The cornerstone of Jones’s prolific output is the Symphony, memorably described by him as ‘a dramatic structure with an emotive intention’. He tackled the form afresh with each of his thirteen examples, deliberately aiming at differences of character, duration, form, rhythm, thematic or harmonic material, difficulty and orchestration.
The first twelve of his symphonies are based on a different note of the chromatic scale. He maintained that he never set out with this unique goal in mind, but he realised that he could achieve it after he had completed his Seventh.
Though each of Jones’s thirteen symphonies is a unique and highly personal statement, the cycle as a whole, which dates from 1947 to 1992 and thus spans virtually his entire career as a mature composer, maintains an unwavering consistency of quality and vision.

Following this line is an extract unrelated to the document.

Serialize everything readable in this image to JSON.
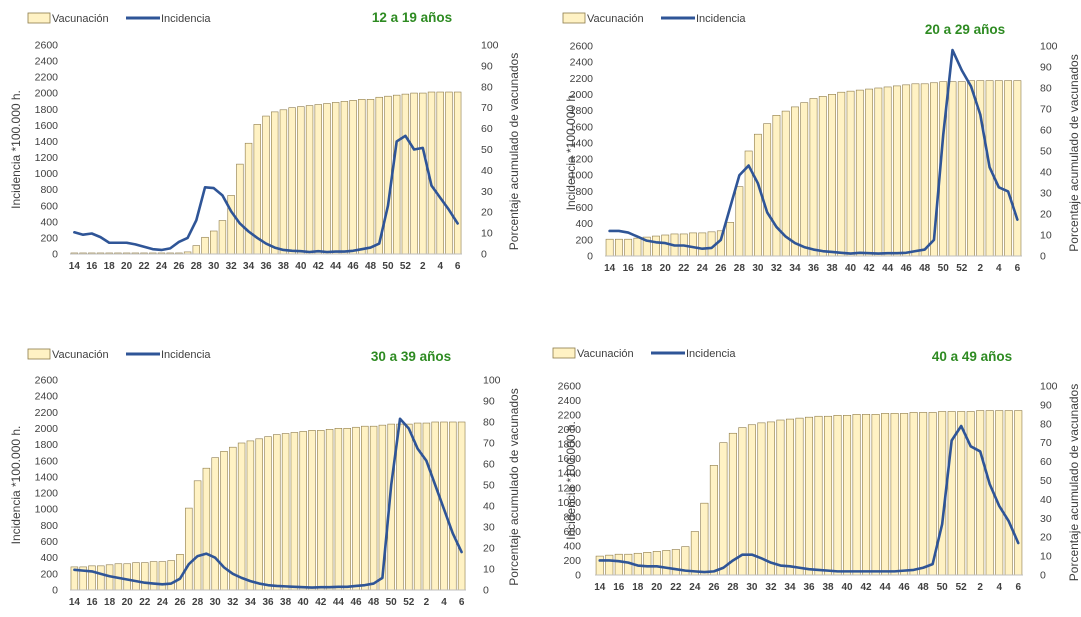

He demonstrates a steadfast integrity throughout, never bowing to the latest trends.
The Twelfth Symphony (1985) was commissioned by the Civil and Public Services Association as a farewell gift to their retiring General Secretary, Ken Thomas.
Jones described his main purpose in writing the symphony as being 'to communicate as directly and succinctly to the audience as possible'. The sectional structure of the work is straightforward. The outside movements basically follow the Sonata Allegro pattern.
Daniel Jones's Symphony in memory of John Fussell (Symphony no.13) (1992). The work is a personal tribute to a friend of the composer, who was Swansea's Director of Music and City Organist from 1970 until 1990, the year of his death.
The headings of the four movements were suggested by Jones as an approximate description of their character: each passes through many moods.